If the Oracle database is configured to save the archive logs in the Flash recovery area, and Oracle subclients having both Protect backup recovery area and Archive Delete enabled at the same time then the backup will fail.

Resolution

To resolve this, there should be two different subclients, one for Protect backup recovery area and the other for Archive Delete.

Log backup fails if you select the default  USE_DB_RECOVERY_FILE_DEST entry as a log destination for the backup.

To resolve this, make sure that the log destinations are included in the PFile(init<SID>.ora) or SPFile (spfile.ora) file. Also ensure that the correct log destination is selected for the backup.

RAC0010: Database block corruption

Issue

The backup fails with the following error:

LISTING 2: r_20030520213618.log
RMAN-00571: ===========================================================
RMAN-00569: =============== ERROR MESSAGE STACK FOLLOWS ===============
RMAN-00571: ===========================================================
RMAN-03009: failure of backup command on d1 channel at 05/20/2003 21:36:26
ORA-19566: exceeded limit of 0 corrupt blocks for file
/u01/app/Oracle/oradata/MRP/sales_data_01.dbf

Resolution

Make sure that the maximum value for database block corruptions is set for the backup. It is recommended that you set this value to match the number of corrupted database blocks identified by RMAN for the database file being backed up.
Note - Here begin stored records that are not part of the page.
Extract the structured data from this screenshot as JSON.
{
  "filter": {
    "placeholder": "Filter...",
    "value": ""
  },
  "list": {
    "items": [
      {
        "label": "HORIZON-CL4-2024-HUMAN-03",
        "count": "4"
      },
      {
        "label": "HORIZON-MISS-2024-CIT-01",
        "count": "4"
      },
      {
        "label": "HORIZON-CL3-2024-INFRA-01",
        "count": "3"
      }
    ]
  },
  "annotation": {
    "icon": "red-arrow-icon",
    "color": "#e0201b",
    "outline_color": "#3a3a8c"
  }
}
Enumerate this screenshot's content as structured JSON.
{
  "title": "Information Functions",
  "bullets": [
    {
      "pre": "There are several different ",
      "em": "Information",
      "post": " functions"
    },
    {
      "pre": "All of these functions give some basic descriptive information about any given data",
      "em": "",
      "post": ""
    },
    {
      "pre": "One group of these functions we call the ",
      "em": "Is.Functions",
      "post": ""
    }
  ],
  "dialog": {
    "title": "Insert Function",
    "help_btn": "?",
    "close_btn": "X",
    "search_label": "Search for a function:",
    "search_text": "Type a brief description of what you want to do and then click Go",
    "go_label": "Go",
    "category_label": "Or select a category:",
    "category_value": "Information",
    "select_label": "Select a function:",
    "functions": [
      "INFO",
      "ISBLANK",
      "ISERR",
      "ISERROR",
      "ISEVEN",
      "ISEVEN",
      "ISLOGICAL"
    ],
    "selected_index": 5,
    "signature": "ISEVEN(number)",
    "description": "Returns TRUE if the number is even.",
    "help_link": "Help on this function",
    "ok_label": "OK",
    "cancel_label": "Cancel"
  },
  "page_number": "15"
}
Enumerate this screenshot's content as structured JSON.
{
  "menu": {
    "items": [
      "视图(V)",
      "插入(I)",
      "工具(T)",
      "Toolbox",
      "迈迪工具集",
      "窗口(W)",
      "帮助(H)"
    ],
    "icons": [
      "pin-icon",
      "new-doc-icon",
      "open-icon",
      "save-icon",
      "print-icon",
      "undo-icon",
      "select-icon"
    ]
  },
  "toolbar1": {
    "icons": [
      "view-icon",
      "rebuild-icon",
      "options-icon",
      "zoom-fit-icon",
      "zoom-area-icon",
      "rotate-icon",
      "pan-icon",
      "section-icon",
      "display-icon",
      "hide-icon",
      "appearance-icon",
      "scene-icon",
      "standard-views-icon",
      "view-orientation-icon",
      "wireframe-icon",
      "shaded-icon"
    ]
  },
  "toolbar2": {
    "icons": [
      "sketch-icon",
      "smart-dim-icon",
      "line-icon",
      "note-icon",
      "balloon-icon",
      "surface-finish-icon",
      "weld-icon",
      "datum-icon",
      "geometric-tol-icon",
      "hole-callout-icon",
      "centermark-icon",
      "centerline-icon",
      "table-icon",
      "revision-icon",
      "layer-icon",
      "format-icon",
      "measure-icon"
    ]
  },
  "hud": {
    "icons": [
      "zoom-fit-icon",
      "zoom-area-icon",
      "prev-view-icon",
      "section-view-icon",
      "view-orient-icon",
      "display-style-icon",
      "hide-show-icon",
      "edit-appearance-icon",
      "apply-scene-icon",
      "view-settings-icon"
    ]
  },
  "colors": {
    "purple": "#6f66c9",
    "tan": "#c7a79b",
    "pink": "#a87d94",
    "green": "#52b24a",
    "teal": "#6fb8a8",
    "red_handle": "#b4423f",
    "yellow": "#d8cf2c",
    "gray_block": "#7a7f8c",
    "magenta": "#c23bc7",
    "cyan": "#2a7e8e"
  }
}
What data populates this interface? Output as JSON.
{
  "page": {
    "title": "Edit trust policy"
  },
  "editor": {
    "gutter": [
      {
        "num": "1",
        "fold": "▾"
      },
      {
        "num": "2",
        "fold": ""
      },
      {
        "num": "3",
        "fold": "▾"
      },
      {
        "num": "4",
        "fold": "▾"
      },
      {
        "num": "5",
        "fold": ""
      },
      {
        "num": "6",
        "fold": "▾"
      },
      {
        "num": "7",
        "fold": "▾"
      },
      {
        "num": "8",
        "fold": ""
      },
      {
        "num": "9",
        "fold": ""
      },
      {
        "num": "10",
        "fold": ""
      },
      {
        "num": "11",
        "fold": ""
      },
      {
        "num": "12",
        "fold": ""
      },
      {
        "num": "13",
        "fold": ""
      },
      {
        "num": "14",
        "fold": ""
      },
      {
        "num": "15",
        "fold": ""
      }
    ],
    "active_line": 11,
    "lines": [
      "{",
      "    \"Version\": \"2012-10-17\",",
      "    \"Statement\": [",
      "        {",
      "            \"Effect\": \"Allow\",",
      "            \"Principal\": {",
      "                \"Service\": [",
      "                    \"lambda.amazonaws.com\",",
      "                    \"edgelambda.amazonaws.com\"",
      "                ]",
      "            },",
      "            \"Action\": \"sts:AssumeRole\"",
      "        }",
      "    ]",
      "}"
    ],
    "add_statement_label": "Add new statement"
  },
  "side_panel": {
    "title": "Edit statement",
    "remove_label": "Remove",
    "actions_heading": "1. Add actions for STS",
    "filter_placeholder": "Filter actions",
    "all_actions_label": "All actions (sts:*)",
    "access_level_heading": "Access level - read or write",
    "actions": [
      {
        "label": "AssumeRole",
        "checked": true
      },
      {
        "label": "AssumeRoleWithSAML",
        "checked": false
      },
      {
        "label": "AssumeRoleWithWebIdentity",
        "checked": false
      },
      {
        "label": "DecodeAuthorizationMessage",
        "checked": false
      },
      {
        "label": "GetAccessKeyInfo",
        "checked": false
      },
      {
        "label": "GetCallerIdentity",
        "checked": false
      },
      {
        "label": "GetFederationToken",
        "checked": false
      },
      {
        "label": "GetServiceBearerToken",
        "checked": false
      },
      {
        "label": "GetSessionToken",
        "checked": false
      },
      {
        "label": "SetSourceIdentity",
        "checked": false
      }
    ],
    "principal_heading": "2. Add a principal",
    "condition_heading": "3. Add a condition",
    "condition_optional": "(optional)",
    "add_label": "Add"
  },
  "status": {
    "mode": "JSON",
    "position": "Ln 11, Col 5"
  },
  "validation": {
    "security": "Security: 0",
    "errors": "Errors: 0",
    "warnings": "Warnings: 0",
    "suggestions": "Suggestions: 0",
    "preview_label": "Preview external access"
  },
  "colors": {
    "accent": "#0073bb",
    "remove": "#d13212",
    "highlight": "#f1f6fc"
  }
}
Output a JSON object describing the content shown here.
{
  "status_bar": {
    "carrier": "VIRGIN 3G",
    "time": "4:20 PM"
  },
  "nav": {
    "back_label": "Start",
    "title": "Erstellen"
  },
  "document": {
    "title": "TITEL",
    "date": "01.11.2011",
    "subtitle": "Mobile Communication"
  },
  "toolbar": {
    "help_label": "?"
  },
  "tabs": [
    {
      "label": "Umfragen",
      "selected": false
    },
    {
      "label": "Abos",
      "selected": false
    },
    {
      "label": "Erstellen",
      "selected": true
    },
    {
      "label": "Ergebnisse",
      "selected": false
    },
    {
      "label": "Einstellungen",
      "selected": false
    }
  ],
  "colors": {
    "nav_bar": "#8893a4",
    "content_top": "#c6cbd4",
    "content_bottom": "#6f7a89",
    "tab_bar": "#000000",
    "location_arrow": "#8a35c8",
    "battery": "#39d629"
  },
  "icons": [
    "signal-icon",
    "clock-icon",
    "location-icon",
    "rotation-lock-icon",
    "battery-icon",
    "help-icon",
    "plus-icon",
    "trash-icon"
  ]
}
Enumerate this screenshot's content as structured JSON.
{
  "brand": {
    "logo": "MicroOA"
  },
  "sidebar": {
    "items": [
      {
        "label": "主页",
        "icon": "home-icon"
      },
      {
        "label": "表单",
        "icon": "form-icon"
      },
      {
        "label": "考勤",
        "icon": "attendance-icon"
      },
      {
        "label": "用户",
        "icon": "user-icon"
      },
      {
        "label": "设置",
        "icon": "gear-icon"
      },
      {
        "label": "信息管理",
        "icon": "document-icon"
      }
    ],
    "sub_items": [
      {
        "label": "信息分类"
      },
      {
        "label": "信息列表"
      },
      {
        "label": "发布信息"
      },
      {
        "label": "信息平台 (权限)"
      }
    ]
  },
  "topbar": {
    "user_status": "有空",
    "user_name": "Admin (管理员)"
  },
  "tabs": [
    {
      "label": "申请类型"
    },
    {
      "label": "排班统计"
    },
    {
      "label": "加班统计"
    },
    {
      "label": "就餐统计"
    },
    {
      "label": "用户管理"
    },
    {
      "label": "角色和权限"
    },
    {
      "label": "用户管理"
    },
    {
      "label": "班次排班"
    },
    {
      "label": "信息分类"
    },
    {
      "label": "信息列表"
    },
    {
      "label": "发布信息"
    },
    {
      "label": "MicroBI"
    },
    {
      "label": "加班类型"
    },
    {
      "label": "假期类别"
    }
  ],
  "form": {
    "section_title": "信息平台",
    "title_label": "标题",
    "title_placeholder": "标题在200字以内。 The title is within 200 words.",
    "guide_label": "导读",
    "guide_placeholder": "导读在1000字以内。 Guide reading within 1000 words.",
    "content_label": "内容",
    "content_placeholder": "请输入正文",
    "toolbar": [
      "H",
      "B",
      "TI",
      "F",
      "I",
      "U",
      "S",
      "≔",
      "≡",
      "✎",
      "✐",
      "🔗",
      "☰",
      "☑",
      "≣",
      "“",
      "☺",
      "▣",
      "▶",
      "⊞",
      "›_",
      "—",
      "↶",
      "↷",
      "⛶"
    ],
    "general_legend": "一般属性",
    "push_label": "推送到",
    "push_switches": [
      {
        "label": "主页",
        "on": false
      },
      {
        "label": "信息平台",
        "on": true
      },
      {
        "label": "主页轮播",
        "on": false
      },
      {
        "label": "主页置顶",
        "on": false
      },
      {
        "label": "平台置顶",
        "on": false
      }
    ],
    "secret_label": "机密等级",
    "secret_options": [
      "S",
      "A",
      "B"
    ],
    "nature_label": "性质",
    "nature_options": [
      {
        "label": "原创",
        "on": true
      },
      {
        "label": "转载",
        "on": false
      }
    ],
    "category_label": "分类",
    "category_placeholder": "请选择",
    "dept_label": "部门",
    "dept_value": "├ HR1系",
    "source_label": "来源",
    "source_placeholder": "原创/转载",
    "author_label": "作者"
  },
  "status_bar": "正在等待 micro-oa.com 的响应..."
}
RAC0011: Backup fails because of $ORACLE_HOME/sqlplus/admin/qlogin.sql

Issue

If the following line is present in the $ORACLE_HOME/sqlplus/admin/qlogin.sql file, it may cause the SrvOraAgent server process on the CommServe to fail when browsing database contents or executing a backup.

set linesize 80

Resolution

To avoid such failures, comment out that line from the file and re-try the browse or backup operation.

  • Backup fails with following error:

    Character conversion not supported

    By default, the iDataAgent sets the NLS_LANG environment variable to American_America.US7ASCII character set. However, if the Oracle database on the client uses a different NLS character set (eg., WE8MSWIN1252), theiDataAgent’s backup operations may fail.

    In such cases, use the <oracle_SID>_NLS _LANG additional setting to set the NLS_LANG environment variable to American_America.<database_character_set> on the client computer.